Guidelines are systematically developed recommendations that assist the practitioner and patient in making decisions about health care. These recommendations may be adopted, modified, or rejected according to clinical needs and constraints and are not intended to replace local institutional policies. In addition, practice guidelines are not intended as standards or absolute requirements, and their use cannot guarantee any specific outcome. Practice guidelines are subject to revision as warranted by the evolution of medical knowledge, technology, and practice. They provide basic recommendations that are supported by a synthesis and analysis of the current literature, expert opinion, open forum commentary, and clinical feasibility data.

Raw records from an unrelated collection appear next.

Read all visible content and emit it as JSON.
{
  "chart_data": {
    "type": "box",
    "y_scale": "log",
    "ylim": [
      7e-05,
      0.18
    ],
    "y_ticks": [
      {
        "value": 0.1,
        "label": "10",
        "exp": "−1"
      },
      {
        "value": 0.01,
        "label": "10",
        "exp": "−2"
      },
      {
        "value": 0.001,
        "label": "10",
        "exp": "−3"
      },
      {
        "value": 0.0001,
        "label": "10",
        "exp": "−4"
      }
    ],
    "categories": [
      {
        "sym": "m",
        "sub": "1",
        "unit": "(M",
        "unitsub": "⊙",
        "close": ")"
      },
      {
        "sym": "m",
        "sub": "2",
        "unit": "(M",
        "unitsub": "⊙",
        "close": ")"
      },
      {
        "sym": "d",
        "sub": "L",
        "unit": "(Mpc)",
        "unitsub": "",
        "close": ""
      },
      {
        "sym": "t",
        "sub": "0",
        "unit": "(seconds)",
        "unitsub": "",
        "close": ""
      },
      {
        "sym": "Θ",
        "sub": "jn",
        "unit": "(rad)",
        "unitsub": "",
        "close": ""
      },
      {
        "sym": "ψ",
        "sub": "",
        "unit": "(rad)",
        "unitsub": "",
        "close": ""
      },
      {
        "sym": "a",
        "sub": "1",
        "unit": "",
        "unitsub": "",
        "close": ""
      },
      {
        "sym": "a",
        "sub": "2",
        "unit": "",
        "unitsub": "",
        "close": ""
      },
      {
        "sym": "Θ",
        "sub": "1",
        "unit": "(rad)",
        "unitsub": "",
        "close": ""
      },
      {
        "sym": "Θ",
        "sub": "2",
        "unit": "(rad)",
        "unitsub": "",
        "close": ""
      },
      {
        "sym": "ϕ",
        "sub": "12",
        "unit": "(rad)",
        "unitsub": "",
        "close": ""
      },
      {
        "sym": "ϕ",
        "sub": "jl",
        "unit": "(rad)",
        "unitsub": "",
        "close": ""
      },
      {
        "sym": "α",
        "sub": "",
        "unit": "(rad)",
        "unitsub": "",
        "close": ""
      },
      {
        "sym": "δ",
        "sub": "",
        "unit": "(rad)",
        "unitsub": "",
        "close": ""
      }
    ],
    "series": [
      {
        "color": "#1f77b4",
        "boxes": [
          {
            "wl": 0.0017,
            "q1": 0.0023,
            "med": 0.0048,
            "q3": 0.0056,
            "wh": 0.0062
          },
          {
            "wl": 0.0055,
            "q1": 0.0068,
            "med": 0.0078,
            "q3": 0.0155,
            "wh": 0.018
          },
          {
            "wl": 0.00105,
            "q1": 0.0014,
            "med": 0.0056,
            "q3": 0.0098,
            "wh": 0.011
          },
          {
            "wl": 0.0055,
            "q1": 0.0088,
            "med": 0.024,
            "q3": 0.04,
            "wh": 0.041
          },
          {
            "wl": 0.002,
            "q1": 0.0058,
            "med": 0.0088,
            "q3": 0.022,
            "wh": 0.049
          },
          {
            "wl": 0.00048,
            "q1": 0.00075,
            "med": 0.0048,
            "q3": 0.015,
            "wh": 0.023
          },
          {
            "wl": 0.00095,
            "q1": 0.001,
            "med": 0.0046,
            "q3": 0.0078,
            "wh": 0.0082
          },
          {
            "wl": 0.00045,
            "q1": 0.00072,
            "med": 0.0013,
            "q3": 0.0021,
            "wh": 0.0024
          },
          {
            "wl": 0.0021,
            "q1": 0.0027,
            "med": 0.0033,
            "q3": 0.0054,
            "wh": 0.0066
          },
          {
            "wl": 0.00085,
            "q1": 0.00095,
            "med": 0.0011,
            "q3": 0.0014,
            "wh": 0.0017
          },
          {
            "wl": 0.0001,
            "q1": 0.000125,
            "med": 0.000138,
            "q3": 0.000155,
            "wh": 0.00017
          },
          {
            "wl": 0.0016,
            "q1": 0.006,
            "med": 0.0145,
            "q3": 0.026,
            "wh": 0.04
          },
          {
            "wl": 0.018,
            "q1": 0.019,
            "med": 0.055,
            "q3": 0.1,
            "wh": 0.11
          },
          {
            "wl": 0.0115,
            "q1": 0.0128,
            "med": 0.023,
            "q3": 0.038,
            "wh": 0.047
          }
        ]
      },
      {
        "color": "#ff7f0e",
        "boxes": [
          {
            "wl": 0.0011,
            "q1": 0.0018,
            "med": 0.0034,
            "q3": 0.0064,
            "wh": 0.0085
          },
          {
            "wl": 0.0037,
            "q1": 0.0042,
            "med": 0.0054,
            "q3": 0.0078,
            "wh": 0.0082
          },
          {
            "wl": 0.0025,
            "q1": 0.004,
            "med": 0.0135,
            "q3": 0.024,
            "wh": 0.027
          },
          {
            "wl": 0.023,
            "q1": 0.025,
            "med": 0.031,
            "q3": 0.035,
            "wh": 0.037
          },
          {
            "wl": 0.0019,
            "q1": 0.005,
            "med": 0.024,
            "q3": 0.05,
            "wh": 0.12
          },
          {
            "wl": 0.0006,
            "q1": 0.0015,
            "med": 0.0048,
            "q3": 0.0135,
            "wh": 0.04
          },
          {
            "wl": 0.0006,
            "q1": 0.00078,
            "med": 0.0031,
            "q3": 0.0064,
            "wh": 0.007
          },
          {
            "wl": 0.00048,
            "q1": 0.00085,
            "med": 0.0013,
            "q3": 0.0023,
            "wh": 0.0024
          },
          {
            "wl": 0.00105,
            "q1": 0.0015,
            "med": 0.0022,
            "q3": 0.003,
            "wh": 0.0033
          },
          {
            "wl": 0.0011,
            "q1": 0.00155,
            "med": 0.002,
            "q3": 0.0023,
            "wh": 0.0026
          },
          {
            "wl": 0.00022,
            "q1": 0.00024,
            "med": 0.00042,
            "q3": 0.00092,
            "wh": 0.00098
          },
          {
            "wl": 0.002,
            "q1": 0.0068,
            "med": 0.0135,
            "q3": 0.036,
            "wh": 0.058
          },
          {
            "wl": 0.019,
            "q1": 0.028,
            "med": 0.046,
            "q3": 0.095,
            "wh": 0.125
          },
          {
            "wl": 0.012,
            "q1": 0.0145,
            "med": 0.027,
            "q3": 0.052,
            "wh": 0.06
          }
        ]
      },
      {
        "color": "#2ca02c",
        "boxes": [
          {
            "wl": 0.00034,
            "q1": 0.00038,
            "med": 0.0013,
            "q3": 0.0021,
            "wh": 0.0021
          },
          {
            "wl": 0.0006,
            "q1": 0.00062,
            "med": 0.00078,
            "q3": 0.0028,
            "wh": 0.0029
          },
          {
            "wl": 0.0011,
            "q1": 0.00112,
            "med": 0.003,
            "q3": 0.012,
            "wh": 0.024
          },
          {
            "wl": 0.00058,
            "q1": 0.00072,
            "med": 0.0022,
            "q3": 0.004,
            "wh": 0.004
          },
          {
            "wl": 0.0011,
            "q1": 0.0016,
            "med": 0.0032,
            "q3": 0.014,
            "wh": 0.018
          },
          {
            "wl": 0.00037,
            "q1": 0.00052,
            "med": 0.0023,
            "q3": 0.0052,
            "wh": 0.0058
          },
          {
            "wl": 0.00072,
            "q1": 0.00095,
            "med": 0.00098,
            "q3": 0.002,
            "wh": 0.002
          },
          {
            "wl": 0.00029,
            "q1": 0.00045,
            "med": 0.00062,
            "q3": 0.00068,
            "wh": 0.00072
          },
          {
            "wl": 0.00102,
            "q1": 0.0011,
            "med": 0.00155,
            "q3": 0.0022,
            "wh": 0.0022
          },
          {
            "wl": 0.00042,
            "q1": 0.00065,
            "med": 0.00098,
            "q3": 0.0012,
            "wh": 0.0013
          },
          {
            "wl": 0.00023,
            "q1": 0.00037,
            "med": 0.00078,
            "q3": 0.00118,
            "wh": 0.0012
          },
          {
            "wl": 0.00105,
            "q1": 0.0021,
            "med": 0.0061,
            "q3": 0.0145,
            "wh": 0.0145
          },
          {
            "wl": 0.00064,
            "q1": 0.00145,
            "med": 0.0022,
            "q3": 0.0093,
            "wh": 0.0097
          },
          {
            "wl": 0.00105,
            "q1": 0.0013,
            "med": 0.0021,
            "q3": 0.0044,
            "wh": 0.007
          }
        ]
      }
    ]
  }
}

(A Practice Advisory is similar to a Guideline but relies more on consensus of expert opinion, where published research evidence is lacking. Similar rigorous methodology applies in the development of both).
Statements represent the opinions, beliefs, and best medical judgments of the House of Delegates. As such, they are not necessarily subjected to the same level of formal scientific review as ASA Standards or Guidelines. Each ASA member, institution or practice should decide individually whether to implement some, none, or all of the principles in ASA statements based on the sound medical judgment of anesthesiologists participating in that institution or practice.
Hence when you are attending industry-sponsored lectures it is important that you are aware of these definitions. Otherwise you may think that the equipment promoted is recommended by the ASA and not using it makes you out of compliance of the professional society. Just to be clear the CSA and ASA do not support or endorse any particular brand name device or drug as a means of adhering to standards. Similarly, it is important not to confuse standards with guidelines, advisories or statements. A practice guideline, advisory, or statement is not mandatory for clinical practice and may be adapted as appropriate to local or clinical conditions. Only standards “provide rules or minimum requirements for clinical practice. They are regarded as generally accepted principles of patient management. Standards may be modified only under unusual circumstances, e.g., extreme emergencies or unavailability of equipment.” Therefore it is important that you are aware that a suggested practice guideline, advisory, or statement is not represented as a standard.
The ASA Standards, Guidelines, Advisories and Statements are there to provide guidance to improve your decision-making in your anesthesia practice. They may be found on the ASA website at http://www.asahq.org/For-Members/Standards-Guidelines-and-Statements.aspx.
In conclusion, make sure that you understand that a practice guideline or advisory is not misrepresented as or construed as a standard or statement.